1. Clone the repo and navigate into `IMDB-Scraper` folder.
```
$ git clone https://github.com/dojutsu-user/IMDB-Scraper.git
$ cd IMDB-Scraper/
```
2. Create and activate a virtual environment.
```
(IMDB-Scraper) $ pipenv shell
```
3. Install all dependencies.
```
(IMDB-Scraper) $ pipenv install
```
4. Navigate into `imdb_scraper` folder.
```
(IMDB-Scraper) $ cd imdb_scraper/
```
5. You can change the starting page of the crawler in the file `imdb_scraper/spiders/movie.py` by changing the `SEARCH_QUERY` variable. You can get your own query from here: [imdb.com/search/title](https://www.imdb.com/search/title). Copy the generated URL and paste it in place of default url. By default:
```python3
SEARCH_QUERY = (
'https://www.imdb.com/search/title?'
'title_type=feature&'
'user_rating=1.0,10.0&'
'countries=us&'
'languages=en&'
'count=250&'
'view=simple'
)
```
7. Start the crawler.
```
(IMDB-Scraper) $ scrapy crawl movie
```
8. Data will be stored in `json` file named `movie.json` located at `IMDB-Scraper/imdb-scraper/data/movie.json`.

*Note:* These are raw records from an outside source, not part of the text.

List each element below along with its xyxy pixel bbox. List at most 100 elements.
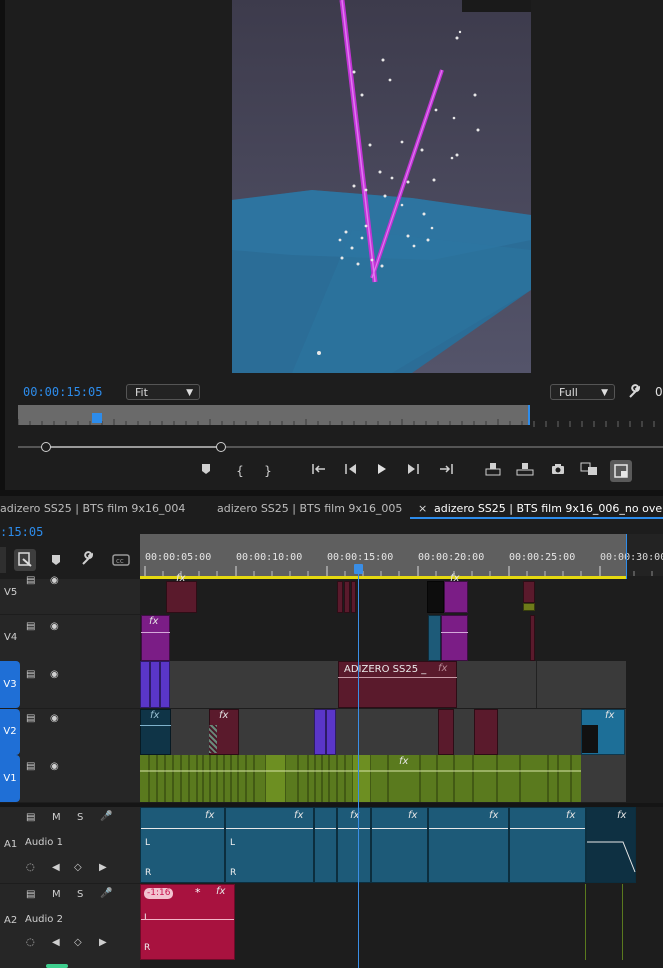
- solo-button[interactable]: S: [77, 812, 83, 823]
- go-to-out-button[interactable]: [436, 462, 456, 480]
- fx-badge: fx: [399, 756, 409, 767]
- go-to-in-button[interactable]: [309, 462, 329, 480]
- audio-clip-a1-1[interactable]: L R fx: [140, 807, 225, 883]
- audio-clip-a1-3[interactable]: [314, 807, 337, 883]
- extract-icon: [516, 463, 534, 476]
- clip-title-label: ADIZERO SS25 _: [344, 664, 427, 675]
- comparison-view-button[interactable]: [579, 462, 599, 480]
- clip-v4-2[interactable]: [428, 615, 441, 661]
- timeline-ruler[interactable]: 00:00:05:00 00:00:10:00 00:00:15:00 00:0…: [140, 534, 626, 576]
- toggle-sync-lock-icon[interactable]: ▤: [26, 812, 35, 823]
- clip-v2-6[interactable]: [474, 709, 498, 755]
- microphone-icon[interactable]: 🎤: [100, 888, 112, 899]
- clip-v5-3[interactable]: [344, 581, 350, 613]
- linked-selection-button[interactable]: [14, 549, 36, 571]
- v1-clip-strip[interactable]: [140, 755, 626, 802]
- clip-thumbnail: [209, 725, 217, 753]
- clip-v2-3[interactable]: [314, 709, 326, 755]
- step-forward-button[interactable]: [403, 462, 423, 480]
- toggle-sync-lock-icon[interactable]: ▤: [26, 713, 35, 724]
- tab-sequence-005[interactable]: adizero SS25 | BTS film 9x16_005: [217, 496, 402, 521]
- prev-keyframe-icon[interactable]: ◀: [52, 937, 60, 948]
- clip-v5-2[interactable]: [337, 581, 343, 613]
- track-name-v2[interactable]: V2: [0, 709, 20, 755]
- zoom-scrollbar-thumb[interactable]: [46, 446, 221, 448]
- track-id-a1: A1: [4, 839, 18, 850]
- add-keyframe-icon[interactable]: ◇: [74, 937, 82, 948]
- audio-clip-a1-4[interactable]: fx: [337, 807, 371, 883]
- next-keyframe-icon[interactable]: ▶: [99, 862, 107, 873]
- mark-out-button[interactable]: }: [258, 462, 278, 480]
- clip-v2-4[interactable]: [326, 709, 336, 755]
- eye-icon[interactable]: ◉: [50, 761, 59, 772]
- microphone-icon[interactable]: 🎤: [100, 811, 112, 822]
- audio-clip-a1-6[interactable]: fx: [428, 807, 509, 883]
- eye-icon[interactable]: ◉: [50, 575, 59, 586]
- keyframe-menu-icon[interactable]: ◌: [26, 937, 35, 948]
- playhead-handle[interactable]: [354, 564, 363, 574]
- playhead-line[interactable]: [358, 568, 359, 968]
- track-name-v1[interactable]: V1: [0, 755, 20, 802]
- track-header-v2: V2 ▤ ◉: [0, 709, 140, 755]
- zoom-handle-left[interactable]: [41, 442, 51, 452]
- next-keyframe-icon[interactable]: ▶: [99, 937, 107, 948]
- toggle-sync-lock-icon[interactable]: ▤: [26, 621, 35, 632]
- monitor-time-ruler[interactable]: [18, 405, 528, 425]
- toggle-sync-lock-icon[interactable]: ▤: [26, 575, 35, 586]
- prev-keyframe-icon[interactable]: ◀: [52, 862, 60, 873]
- play-button[interactable]: [371, 462, 391, 480]
- clip-v5-5[interactable]: [427, 581, 444, 613]
- toggle-sync-lock-icon[interactable]: ▤: [26, 761, 35, 772]
- track-lane-v2: fx fx fx: [140, 709, 626, 755]
- clip-v5-4[interactable]: [351, 581, 356, 613]
- playhead-timecode[interactable]: 00:00:15:05: [23, 385, 102, 399]
- timeline-timecode[interactable]: :15:05: [0, 525, 43, 539]
- fx-badge: fx: [605, 710, 615, 721]
- wrench-icon[interactable]: [627, 384, 643, 400]
- mute-button[interactable]: M: [52, 812, 61, 823]
- toggle-sync-lock-icon[interactable]: ▤: [26, 889, 35, 900]
- clip-v4-3[interactable]: [441, 615, 468, 661]
- audio-clip-a2-1[interactable]: -1:16 * fx L R: [140, 884, 235, 960]
- solo-button[interactable]: S: [77, 889, 83, 900]
- ruler-label-5s: 00:00:05:00: [145, 552, 212, 563]
- track-lane-v3: ADIZERO SS25 _ fx: [140, 661, 626, 708]
- add-keyframe-icon[interactable]: ◇: [74, 862, 82, 873]
- toggle-sync-lock-icon[interactable]: ▤: [26, 669, 35, 680]
- eye-icon[interactable]: ◉: [50, 713, 59, 724]
- export-frame-button[interactable]: [548, 462, 568, 480]
- zoom-select[interactable]: Fit ▼: [126, 384, 200, 400]
- fx-badge: fx: [205, 810, 215, 821]
- clip-v2-5[interactable]: [438, 709, 454, 755]
- eye-icon[interactable]: ◉: [50, 621, 59, 632]
- keyframe-menu-icon[interactable]: ◌: [26, 862, 35, 873]
- add-marker-button[interactable]: [196, 462, 216, 480]
- eye-icon[interactable]: ◉: [50, 669, 59, 680]
- clip-v5-1[interactable]: [166, 581, 197, 613]
- mark-in-button[interactable]: {: [230, 462, 250, 480]
- lift-button[interactable]: [483, 462, 503, 480]
- clip-v3-2[interactable]: [150, 661, 160, 708]
- track-name-v3[interactable]: V3: [0, 661, 20, 708]
- step-back-button[interactable]: [341, 462, 361, 480]
- clip-v5-8[interactable]: [523, 603, 535, 611]
- audio-clip-a1-2[interactable]: L R fx: [225, 807, 314, 883]
- audio-clip-a1-7[interactable]: fx: [509, 807, 586, 883]
- extract-button[interactable]: [515, 462, 535, 480]
- mute-button[interactable]: M: [52, 889, 61, 900]
- clip-v3-3[interactable]: [160, 661, 170, 708]
- clip-v5-7[interactable]: [523, 581, 535, 603]
- clip-v5-6[interactable]: [444, 581, 468, 613]
- wrench-icon[interactable]: [80, 551, 96, 571]
- captions-icon[interactable]: cc: [112, 552, 130, 571]
- tab-sequence-004[interactable]: adizero SS25 | BTS film 9x16_004: [0, 496, 185, 521]
- clip-v3-1[interactable]: [140, 661, 150, 708]
- toggle-view-button[interactable]: [610, 460, 632, 482]
- add-marker-icon[interactable]: [49, 552, 63, 571]
- edit-point: [585, 884, 586, 960]
- clip-v4-4[interactable]: [530, 615, 535, 661]
- zoom-handle-right[interactable]: [216, 442, 226, 452]
- audio-clip-a1-8[interactable]: fx: [586, 807, 636, 883]
- audio-clip-a1-5[interactable]: fx: [371, 807, 428, 883]
- playback-resolution-select[interactable]: Full ▼: [550, 384, 615, 400]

The final data will be in the form:

```
[
...
{
...
},
{
"title": "12 Strong",
"rating": "R",
"year": "2018",
"users_rating": "6.6",
"votes": "42,919",
"metascore": "54",
"img_url": "https://m.media-amazon.com/images/M/MV5BNTEzMjk3NzkxMV5BMl5BanBnXkFtZTgwNjY2NDczNDM@._V1_UX182_CR0,0,182,268_AL__QL50.jpg",
"countries": [
"USA"
],
"languages": [
"English",
"Dari",
"Russian",
"Spanish",
"Uzbek"
],
"actors": [
"Chris Hemsworth",
"Michael Shannon",
"Michael Peña",
"Navid Negahban",
"Trevante Rhodes",
"Geoff Stults",
"Thad Luckinbill",
"Austin Hébert",
"Austin Stowell",
"Ben O'Toole",
"Kenneth Miller",
"Kenny Sheard",
"Jack Kesy",
"Rob Riggle",
"William Fichtner"
],
"genre": [
"Action",
"Drama",
"History",
"War"
],
"tagline": "The Declassified True Story of the Horse Soldiers",
"description": "12 Strong tells the story of the first Special Forces team deployed to Afghanistan after 9/11; under the leadership of a new captain, the team must work with an Afghan warlord to take down the Taliban.",
"directors": [
"Nicolai Fuglsig"
],
"runtime": "130 min",
"imdb_url": "https://www.imdb.com/title/tt1413492/"
},
{
...
}
...
]
```

## Stats

These are the **FINAL** stats when the default `SEARCH_QUERY` is used.

```python3
{
"downloader/exception_count": 32,
"downloader/exception_type_count/twisted.internet.error.ConnectError": 8,
"downloader/exception_type_count/twisted.internet.error.TimeoutError": 24,
"downloader/request_bytes": 46219942,
"downloader/request_count": 58931,
"downloader/request_method_count/GET": 58931,
"downloader/response_bytes": 2522617013,
"downloader/response_count": 58899,
"downloader/response_status_count/200": 58899,
"dupefilter/filtered": 9829,
"finish_reason": "finished",
"finish_time": datetime.datetime(2018, 12, 28, 12, 37, 8, 676592),
"item_scraped_count": 58623,
"log_count/DEBUG": 117556,
"log_count/INFO": 299,
"memusage/max": 639164416,
"memusage/startup": 52166656,
"request_depth_max": 235,
"response_received_count": 58899,
"retry/count": 32,
"retry/reason_count/twisted.internet.error.ConnectError": 8,
"retry/reason_count/twisted.internet.error.TimeoutError": 24,
"scheduler/dequeued": 58930,
"scheduler/dequeued/memory": 58930,
"scheduler/enqueued": 58930,
"scheduler/enqueued/memory": 58930,
"start_time": datetime.datetime(2018, 12, 28, 7, 46, 8, 317470)
}

```
## IMDB Movie Dataset (58,623 Movies)

The dataset obtained from the above crawler is uploaded in the Google Drive and can be downloaded from this link: https://drive.google.com/open?id=13OE6CyqqDqJRpP-8JR15l9Tjb2fSWa6r


## Disclaimer

The project and the obtained dataset is intended only for educational purpose. It is completely open source and has no value intentions to commercialise complete or any part of the same. The developer is on no part the owner of any resources used and does not claim to hold the permissions to use the project.